Lundi 12 avril au soir, à la veille du ramadan, le président, Kaïs Saïed, s’est rendu à la mosquée Zitouna, la plus vieille de la capitale tunisienne. Il y a exprimé ses vœux aux Tunisiens, mais en a aussi profité pour s’en prendre, une nouvelle fois, à l’islam politique, explique le site d’information Webdo.

“Dieu s’est adressé aux musulmans et non pas aux islamistes”, a lors de son allocution déclaré le président tunisien, entouré du mufti de la République et de l’imam de la mosquée. Affirmant que le terme d’“islamiste” n’avait aucun sens, et qu’il s’agissait là d’un discours adopté “par certains” pour semer la discorde dans le pays, Kaïs Saïed a appelé à cesser les amalgames entre “musulmans” et “islamistes”.

Combattre les islamistes

Rien de moins que “des messages codés” adressés au parti islamiste Ennahdha, analyse le journal d’État La Presse. D’autant que Kaïs Saïed était tout juste de retour d’Égypte, où pendant trois jours il avait été reçu somptueusement par le président, Abdel Fattah Al-Sissi, lui-même en confrontation directe avec les islamistes dans son pays.

En Tunisie, certains commencent déjà à évoquer une tentative d’éradication de l’islam politique par le chef de l’État. “Si le président de la République parvenait à libérer la Tunisie de l’islam politique, ce serait une très bonne chose”, déclare Mabrouk Korchid, député et ancien ministre, au journal La Presse.

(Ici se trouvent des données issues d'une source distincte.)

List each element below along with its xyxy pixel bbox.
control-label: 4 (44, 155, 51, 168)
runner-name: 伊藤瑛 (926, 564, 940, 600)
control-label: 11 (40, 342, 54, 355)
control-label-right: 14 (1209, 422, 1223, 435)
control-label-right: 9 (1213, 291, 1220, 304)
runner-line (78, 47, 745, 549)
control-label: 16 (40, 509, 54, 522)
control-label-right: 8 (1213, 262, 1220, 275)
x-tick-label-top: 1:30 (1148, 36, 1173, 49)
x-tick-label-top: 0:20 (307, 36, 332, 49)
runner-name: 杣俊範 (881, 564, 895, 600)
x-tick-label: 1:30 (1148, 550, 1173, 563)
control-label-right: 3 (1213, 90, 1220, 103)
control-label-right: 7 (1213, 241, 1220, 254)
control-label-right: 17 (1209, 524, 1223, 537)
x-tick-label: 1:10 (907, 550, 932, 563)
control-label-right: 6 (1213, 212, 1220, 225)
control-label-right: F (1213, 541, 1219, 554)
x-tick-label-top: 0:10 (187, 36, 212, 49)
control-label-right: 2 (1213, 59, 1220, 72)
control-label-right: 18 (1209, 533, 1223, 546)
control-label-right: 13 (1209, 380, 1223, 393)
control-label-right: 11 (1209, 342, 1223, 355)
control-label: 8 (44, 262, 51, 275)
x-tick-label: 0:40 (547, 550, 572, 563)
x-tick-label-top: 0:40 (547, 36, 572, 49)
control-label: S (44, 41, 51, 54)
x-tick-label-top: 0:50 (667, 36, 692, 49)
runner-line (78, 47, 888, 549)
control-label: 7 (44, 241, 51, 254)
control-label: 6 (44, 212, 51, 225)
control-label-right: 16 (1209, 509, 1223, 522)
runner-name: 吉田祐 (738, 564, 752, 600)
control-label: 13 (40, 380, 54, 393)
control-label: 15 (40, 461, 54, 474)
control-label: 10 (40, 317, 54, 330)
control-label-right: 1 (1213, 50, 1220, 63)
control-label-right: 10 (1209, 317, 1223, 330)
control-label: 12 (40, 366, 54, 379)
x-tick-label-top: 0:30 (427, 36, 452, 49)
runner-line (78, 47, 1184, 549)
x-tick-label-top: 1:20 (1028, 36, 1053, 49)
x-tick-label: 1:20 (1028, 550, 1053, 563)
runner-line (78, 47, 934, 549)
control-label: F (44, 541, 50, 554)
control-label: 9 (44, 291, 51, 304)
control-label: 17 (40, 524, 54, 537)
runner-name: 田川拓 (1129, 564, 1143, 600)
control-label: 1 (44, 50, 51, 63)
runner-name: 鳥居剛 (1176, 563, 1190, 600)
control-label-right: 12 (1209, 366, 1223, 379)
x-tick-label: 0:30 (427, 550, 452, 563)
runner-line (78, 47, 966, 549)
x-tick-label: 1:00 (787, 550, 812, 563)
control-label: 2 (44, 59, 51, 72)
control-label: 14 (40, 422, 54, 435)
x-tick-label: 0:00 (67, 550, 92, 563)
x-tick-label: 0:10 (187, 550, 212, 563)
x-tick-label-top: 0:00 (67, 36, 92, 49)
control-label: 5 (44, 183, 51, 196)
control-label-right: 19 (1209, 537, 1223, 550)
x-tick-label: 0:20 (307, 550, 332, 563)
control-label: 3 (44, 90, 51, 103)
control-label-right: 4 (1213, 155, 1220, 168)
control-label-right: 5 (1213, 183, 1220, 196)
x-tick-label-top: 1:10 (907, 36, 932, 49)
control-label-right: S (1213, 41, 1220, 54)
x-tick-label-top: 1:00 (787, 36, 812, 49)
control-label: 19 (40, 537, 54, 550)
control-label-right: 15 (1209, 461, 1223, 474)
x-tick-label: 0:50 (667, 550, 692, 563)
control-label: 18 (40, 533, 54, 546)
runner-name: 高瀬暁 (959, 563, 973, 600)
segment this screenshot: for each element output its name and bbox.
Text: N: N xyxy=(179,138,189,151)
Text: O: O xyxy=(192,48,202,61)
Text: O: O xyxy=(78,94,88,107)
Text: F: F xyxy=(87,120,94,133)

Une tentative de récupération ?

Mais le site indépendant Business News pointe du doigt l’ambivalence du discours du président tunisien et l’utilisation de “références religieuses à outrance de la part de celui qui dit que l’État n’a pas de religion”. Certains estiment en effet que Kaïs Saïed cherche à récupérer l’électorat islamiste en vue de la prochaine élection présidentielle, en 2024. “L’adversaire politique numéro un des ‘nahdhaouis’ [les cadres du parti Ennahda] essaie de [les faire] partager leur fonds de commerce et pourrait même le leur ‘voler’ à l’avenir !”, estime ainsi le site libéral Kapitalis.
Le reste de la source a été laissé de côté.